Improving the CPAN experience (a GSoC summer tale)
What will MetaCPAN offer that other services don’t?
- Instant availability (new uploads are indexed within a minute)
- Personalisation - “follow your favourites”
- Searchable metadata
- Mashup of other CPAN related services
- Unified (REST) API
- Back-end for Android/iPhone apps, command line tools etc.
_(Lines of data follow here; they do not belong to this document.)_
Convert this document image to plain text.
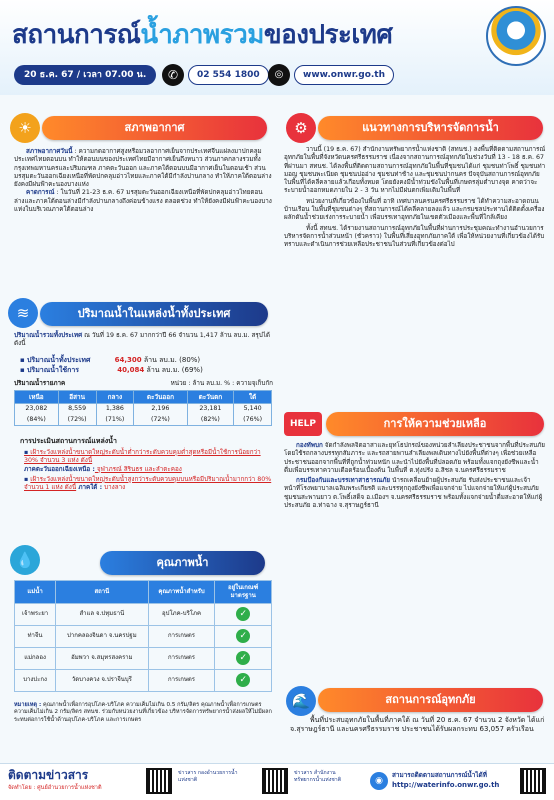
สถานการณ์น้ำภาพรวมของประเทศ
20 ธ.ค. 67 / เวลา 07.00 น.	✆	02 554 1800	◎	www.onwr.go.th
☀	สภาพอากาศ

สภาพอากาศวันนี้ : ความกดอากาศสูงหรือมวลอากาศเย็นจากประเทศจีนแผ่ลงมาปกคลุมประเทศไทยตอนบน ทำให้ตอนบนของประเทศไทยมีอากาศเย็นถึงหนาว ส่วนภาคกลางรวมทั้งกรุงเทพมหานครและปริมณฑล ภาคตะวันออก และภาคใต้ตอนบนมีอากาศเย็นในตอนเช้า ส่วนมรสุมตะวันออกเฉียงเหนือที่พัดปกคลุมอ่าวไทยและภาคใต้มีกำลังปานกลาง ทำให้ภาคใต้ตอนล่างยังคงมีฝนฟ้าคะนองบางแห่ง

คาดการณ์ : ในวันที่ 21-23 ธ.ค. 67 มรสุมตะวันออกเฉียงเหนือที่พัดปกคลุมอ่าวไทยตอนล่างและภาคใต้ตอนล่างมีกำลังปานกลางถึงค่อนข้างแรง ตลอดช่วง ทำให้ยังคงมีฝนฟ้าคะนองบางแห่งในบริเวณภาคใต้ตอนล่าง

≋	ปริมาณน้ำในแหล่งน้ำทั้งประเทศ
ปริมาณน้ำรวมทั้งประเทศ ณ วันที่ 19 ธ.ค. 67 มากกว่าปี 66 จำนวน 1,417 ล้าน ลบ.ม. สรุปได้ดังนี้
▪ ปริมาณน้ำทั้งประเทศ	64,300 ล้าน ลบ.ม. (80%)
▪ ปริมาณน้ำใช้การ	40,084 ล้าน ลบ.ม. (69%)
ปริมาณน้ำรายภาค	หน่วย : ล้าน ลบ.ม. % : ความจุเก็บกัก
เหนือ	อีสาน	กลาง	ตะวันออก	ตะวันตก	ใต้
23,082	8,559	1,386	2,196	23,181	5,140
(84%)	(72%)	(71%)	(72%)	(82%)	(76%)
การประเมินสถานการณ์แหล่งน้ำ

▪ เฝ้าระวังแหล่งน้ำขนาดใหญ่ระดับน้ำต่ำกว่าระดับควบคุมต่ำสุดหรือมีน้ำใช้การน้อยกว่า 30% จำนวน 3 แห่ง ดังนี้

ภาคตะวันออกเฉียงเหนือ : จุฬาภรณ์ สิรินธร และลำตะคอง

▪ เฝ้าระวังแหล่งน้ำขนาดใหญ่ระดับน้ำสูงกว่าระดับควบคุมบนหรือมีปริมาณน้ำมากกว่า 80% จำนวน 1 แห่ง ดังนี้ ภาคใต้ : บางลาง

💧	คุณภาพน้ำ
แม่น้ำ	สถานี	คุณภาพน้ำสำหรับ	อยู่ในเกณฑ์มาตรฐาน
เจ้าพระยา	สำแล จ.ปทุมธานี	อุปโภค-บริโภค	✓
ท่าจีน	ปากคลองจินดา จ.นครปฐม	การเกษตร	✓
แม่กลอง	อัมพวา จ.สมุทรสงคราม	การเกษตร	✓
บางปะกง	วัดบางควง จ.ปราจีนบุรี	การเกษตร	✓
หมายเหตุ : คุณภาพน้ำเพื่อการอุปโภค-บริโภค ความเค็มไม่เกิน 0.5 กรัม/ลิตร คุณภาพน้ำเพื่อการเกษตร ความเค็มไม่เกิน 2 กรัม/ลิตร สทนช. ร่วมกับหน่วยงานที่เกี่ยวข้อง บริหารจัดการทรัพยากรน้ำส่งผลให้ไม่มีผลกระทบต่อการใช้น้ำด้านอุปโภค-บริโภค และการเกษตร
⚙	แนวทางการบริหารจัดการน้ำ

วานนี้ (19 ธ.ค. 67) สำนักงานทรัพยากรน้ำแห่งชาติ (สทนช.) ลงพื้นที่ติดตามสถานการณ์อุทกภัยในพื้นที่จังหวัดนครศรีธรรมราช เนื่องจากสถานการณ์อุทกภัยในช่วงวันที่ 13 - 18 ธ.ค. 67 ที่ผ่านมา สทนช. ได้ลงพื้นที่ติดตามสถานการณ์อุทกภัยในพื้นที่ชุมชนได้แก่ ชุมชนท่าโพธิ์ ชุมชนท่ามอญ ชุมชนพะเนียด ชุมชนบ่ออ่าง ชุมชนท่าช้าง และชุมชนปากนคร ปัจจุบันสถานการณ์อุทกภัยในพื้นที่ได้คลี่คลายแล้วเกือบทั้งหมด โดยยังคงมีน้ำท่วมขังในพื้นที่เกษตรลุ่มต่ำบางจุด คาดว่าจะระบายน้ำออกหมดภายใน 2 - 3 วัน หากไม่มีฝนตกเพิ่มเติมในพื้นที่

หน่วยงานที่เกี่ยวข้องในพื้นที่ อาทิ เทศบาลนครนครศรีธรรมราช ได้ทำความสะอาดถนน บ้านเรือน ในพื้นที่ชุมชนต่างๆ ที่สถานการณ์ได้คลี่คลายลงแล้ว และกรมชลประทานได้ติดตั้งเครื่องผลักดันน้ำช่วยเร่งการระบายน้ำ เพื่อบรรเทาอุทกภัยในเขตตัวเมืองและพื้นที่ใกล้เคียง

ทั้งนี้ สทนช. ได้รายงานสถานการณ์อุทกภัยในพื้นที่ผ่านการประชุมคณะทำงานอำนวยการบริหารจัดการน้ำส่วนหน้า (ชั่วคราว) ในพื้นที่เสี่ยงอุทกภัยภาคใต้ เพื่อให้หน่วยงานที่เกี่ยวข้องได้รับทราบและดำเนินการช่วยเหลือประชาชนในส่วนที่เกี่ยวข้องต่อไป

HELP	การให้ความช่วยเหลือ

กองทัพบก จัดกำลังพลจิตอาสาและยุทโธปกรณ์ของหน่วยลำเลียงประชาชนจากพื้นที่ประสบภัย โดยใช้รถกลางบรรทุกสัมภาระ และรถสายพานลำเลียงพลเดินทางไปยังพื้นที่ต่างๆ เพื่อช่วยเหลือประชาชนออกจากพื้นที่ที่ถูกน้ำท่วมหนัก และนำไปยังพื้นที่ปลอดภัย พร้อมทั้งแจกถุงยังชีพและน้ำดื่มเพื่อบรรเทาความเดือดร้อนเบื้องต้น ในพื้นที่ ต.ทุ่งปรัง อ.สิชล จ.นครศรีธรรมราช

กรมป้องกันและบรรเทาสาธารณภัย นำรถเคลื่อนย้ายผู้ประสบภัย รับส่งประชาชนและเจ้าหน้าที่โรงพยาบาลเฉลิมพระเกียรติ และบรรทุกถุงยังชีพเพื่อแจกจ่าย ไปแจกจ่ายให้แก่ผู้ประสบภัยชุมชนสะพานยาว ต.โพธิ์เสด็จ อ.เมืองฯ จ.นครศรีธรรมราช พร้อมทั้งแจกจ่ายน้ำดื่มสะอาดให้แก่ผู้ประสบภัย อ.ท่าฉาง จ.สุราษฎร์ธานี

🌊	สถานการณ์อุทกภัย

พื้นที่ประสบอุทกภัยในพื้นที่ภาคใต้ ณ วันที่ 20 ธ.ค. 67 จำนวน 2 จังหวัด ได้แก่ จ.สุราษฎร์ธานี และนครศรีธรรมราช ประชาชนได้รับผลกระทบ 63,057 ครัวเรือน

ติดตามข่าวสาร
จัดทำโดย : ศูนย์อำนวยการน้ำแห่งชาติ
ข่าวสาร กองอำนวยการน้ำแห่งชาติ
ข่าวสาร สำนักงานทรัพยากรน้ำแห่งชาติ	◉
สามารถติดตามสถานการณ์น้ำได้ที่
http://waterinfo.onwr.go.th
- MetaCPAN.local for companies
- Includes BackPAN as well
- Open-source and free
Apply for GSoC to get this thing up and running
MetaCPAN is being developed by a group of perl coders who have jobs and all kinds of stuff on their minds. This means it is hard to get the momentum up. I got very much infected by the idea of having an API to CPAN that everyone could use and a front-end that could eventually replace search.cpan.org. So I joined the MetaCPAN group and started coding. And since I’m still a student, GSoC is a great opportunity to delve even deeper into the guts of MetaCPAN and do some serious work.
Community feedback to complete proposal
In order to finish my GSoC application I want to collect as much input as possible from the community. I compiled a list of features that I feel are nice to have and will improve the experience with CPAN. Though not all of them might be feasible or even desirable.
My application will consist of two subprojects. Improving the backend and writing a state-of-the art frontend. While search.metacpan.org is nice, it doesn’t add any additional functionality to search.cpan.org. I’d like to change that and leverage the power of metacpan.
- Follow your favorite Modules / Authors
- Get instant notifications on updates
- with a diff of the Changes file
- Add discussions to modules
- Tag modules as installed, broken, author unresponsive etc.
- Add metadata to your own distribution (e.g. “Looking for maintainer”, deprecated etc.)
- “CPAN of trust”
Improved search results
Currently search.cpan.org does a decent job on searching. However, it can be improved. For example it doesn’t show previews of the search results and the relevance of the returned results is sometimes questionable.
Evaluate third-party data
The following resources can be used to adjust the scoring of search results:
- CPAN Testers
- CPAN Ratings
Using the dependency chain, one can create a graph of modules and calculate a PageRank for each module. This will greatly enhance search results since modules with a high degree of centrality will be ranked higher.
- A full-text search that previews the relevant segments of the document
- Optionally limit search to a release / distribution
- Search for exact matches in the module name (autocompletion)
- Search for authors based on email, name and pauseid
- Exclude results with certain dependencies (e.g. modules using Moose or XS code)
- Keyboard navigation and shortcuts for super fast and mouse-less browsing
- Integrate grep.cpan.me
- Rate distributions from inside the new front-end no need to leave the page and re-login
- and many many more features
MetaCPAN for companies
minicpan has made it easy for companies to take control over their local CPAN requirements, but they can’t search either their local minicpan, or their own internal code.
- Will be a distribution that can be installed in your company network
- With all the features of MetaCPAN
- Add internal company modules to the index
- Either index the company’s minicpan or fall back to the live CPAN
- Every front-end developed for MetaCPAN will just work for MetaCPAN.local too
Nobody is going to use the MetaCPAN backend if there is no documentation which guides you through the basic steps of querying the metabase or setting up your own front-end.
I’m very excited to hear your ideas. Please don’t think too much about implementation details. Let the developer in you rest for a moment and ask youself:
- What do I need to access CPAN more easily?
- What information do I want to access through MetaCPAN?
- What data is required to further improve tools like cpanm?
- What am I missing from search.cpan.org?
- Basically, what can MetaCPAN and its front-end do for you?